Le bois révèle un nouveau gisement de molécules biosourcées
Coordonné par Grenoble INP-Pagora, le projet hémicelluloses entend transformer un coproduit aujourd'hui peu exploité, en ressource stratégique pour les industries de demain.
Longtemps considérées comme un simple sous-produit de l'industrie papetière, les hémicelluloses pourraient bientôt changer de statut. Coordonné par Grenoble INP- Pagora, le projet hémicelluloses vient de décrocher 1,6 M€ dans le cadre du programme national PEPR B-BEST. Son ambition : développer des procédés durables pour valoriser ces polysaccharides issus du bois, aujourd'hui majoritairement brûlés pour produire de l'énergie.

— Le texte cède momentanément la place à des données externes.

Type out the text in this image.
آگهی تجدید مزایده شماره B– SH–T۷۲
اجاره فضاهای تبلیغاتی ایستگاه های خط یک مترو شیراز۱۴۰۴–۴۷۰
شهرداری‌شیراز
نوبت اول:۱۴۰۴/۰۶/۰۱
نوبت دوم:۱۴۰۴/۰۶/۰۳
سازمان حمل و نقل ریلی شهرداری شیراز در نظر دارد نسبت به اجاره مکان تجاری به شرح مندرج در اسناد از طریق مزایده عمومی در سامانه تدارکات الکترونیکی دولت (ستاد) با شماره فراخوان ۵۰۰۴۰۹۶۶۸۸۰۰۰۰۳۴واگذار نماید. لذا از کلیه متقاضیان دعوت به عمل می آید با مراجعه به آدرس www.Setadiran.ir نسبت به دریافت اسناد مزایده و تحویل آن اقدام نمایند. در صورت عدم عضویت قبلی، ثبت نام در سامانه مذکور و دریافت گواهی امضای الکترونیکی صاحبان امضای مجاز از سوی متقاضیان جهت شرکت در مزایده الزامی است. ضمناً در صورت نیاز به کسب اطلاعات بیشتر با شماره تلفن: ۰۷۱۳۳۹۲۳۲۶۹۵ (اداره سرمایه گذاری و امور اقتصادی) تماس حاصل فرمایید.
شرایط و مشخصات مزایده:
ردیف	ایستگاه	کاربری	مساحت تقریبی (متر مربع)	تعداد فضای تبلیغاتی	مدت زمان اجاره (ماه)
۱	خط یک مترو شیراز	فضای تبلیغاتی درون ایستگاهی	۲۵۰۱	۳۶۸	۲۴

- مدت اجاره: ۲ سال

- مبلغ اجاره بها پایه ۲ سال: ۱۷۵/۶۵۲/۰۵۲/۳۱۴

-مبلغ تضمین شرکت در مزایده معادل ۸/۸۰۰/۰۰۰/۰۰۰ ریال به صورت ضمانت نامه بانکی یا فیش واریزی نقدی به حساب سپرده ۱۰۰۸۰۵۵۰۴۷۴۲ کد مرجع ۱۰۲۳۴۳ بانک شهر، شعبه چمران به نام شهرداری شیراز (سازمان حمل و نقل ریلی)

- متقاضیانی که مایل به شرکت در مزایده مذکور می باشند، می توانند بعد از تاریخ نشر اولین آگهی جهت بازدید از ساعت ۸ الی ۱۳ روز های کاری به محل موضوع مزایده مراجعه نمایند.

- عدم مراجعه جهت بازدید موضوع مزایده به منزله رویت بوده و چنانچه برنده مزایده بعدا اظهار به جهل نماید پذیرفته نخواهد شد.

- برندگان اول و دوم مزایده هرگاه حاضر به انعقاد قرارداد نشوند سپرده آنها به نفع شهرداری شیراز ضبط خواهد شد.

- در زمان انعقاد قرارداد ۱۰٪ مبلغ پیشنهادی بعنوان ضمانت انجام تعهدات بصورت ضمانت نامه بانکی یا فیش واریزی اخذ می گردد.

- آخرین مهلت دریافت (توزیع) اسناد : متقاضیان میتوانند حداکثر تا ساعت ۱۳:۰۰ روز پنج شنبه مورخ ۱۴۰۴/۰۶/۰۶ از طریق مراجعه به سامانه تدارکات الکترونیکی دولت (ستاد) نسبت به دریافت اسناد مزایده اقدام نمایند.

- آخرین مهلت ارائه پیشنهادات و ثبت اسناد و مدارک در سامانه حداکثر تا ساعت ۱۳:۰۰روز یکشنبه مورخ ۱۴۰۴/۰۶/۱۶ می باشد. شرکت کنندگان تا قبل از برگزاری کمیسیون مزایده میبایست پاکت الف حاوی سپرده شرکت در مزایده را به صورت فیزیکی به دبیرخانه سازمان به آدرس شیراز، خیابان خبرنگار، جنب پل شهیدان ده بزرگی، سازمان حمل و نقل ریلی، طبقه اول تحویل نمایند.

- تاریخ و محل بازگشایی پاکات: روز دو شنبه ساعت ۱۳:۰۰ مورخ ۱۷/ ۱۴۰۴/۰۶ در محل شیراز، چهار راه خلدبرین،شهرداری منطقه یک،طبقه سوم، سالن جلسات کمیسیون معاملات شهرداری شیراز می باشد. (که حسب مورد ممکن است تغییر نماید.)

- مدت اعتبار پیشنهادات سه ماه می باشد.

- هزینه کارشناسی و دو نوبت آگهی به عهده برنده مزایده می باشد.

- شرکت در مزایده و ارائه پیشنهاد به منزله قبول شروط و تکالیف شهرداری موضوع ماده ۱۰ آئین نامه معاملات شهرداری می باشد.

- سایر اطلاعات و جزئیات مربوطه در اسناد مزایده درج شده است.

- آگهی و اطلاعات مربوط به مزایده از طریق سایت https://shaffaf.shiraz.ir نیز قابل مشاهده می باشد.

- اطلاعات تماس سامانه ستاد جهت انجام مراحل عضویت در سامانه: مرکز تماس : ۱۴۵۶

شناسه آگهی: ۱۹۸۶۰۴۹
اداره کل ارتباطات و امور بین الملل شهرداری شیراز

Représentant jusqu'à 30 % de la biomasse végétale, les hémicelluloses renferment pourtant des sucres rares, comme le xylose ou le mannose, recherchés pour de nombreuses applications.
Des molécules d'avenir
Pendant quatre ans, cinq partenaires académiques et un industriel travailleront à mettre au point des procédés combinant chimie et biotechnologies afin d'extraire et transformer ces composés, sans bouleverser l'équilibre énergétique des usines papetières. Les molécules obtenues pourront servir à fabriquer des édulcorants comme le xylitol, des solvants biosourcés, des polymères ou encore des prébiotiques destinés aux secteurs de la santé, de la cosmétique ou de l'agriculture.
Au-delà des débouchés industriels, le projet ouvre un vaste champ d'exploration scientifique. Une opportunité pour Grenoble INP de renforcer son positionnement dans la bioéconomie et la valorisation durable de la biomasse.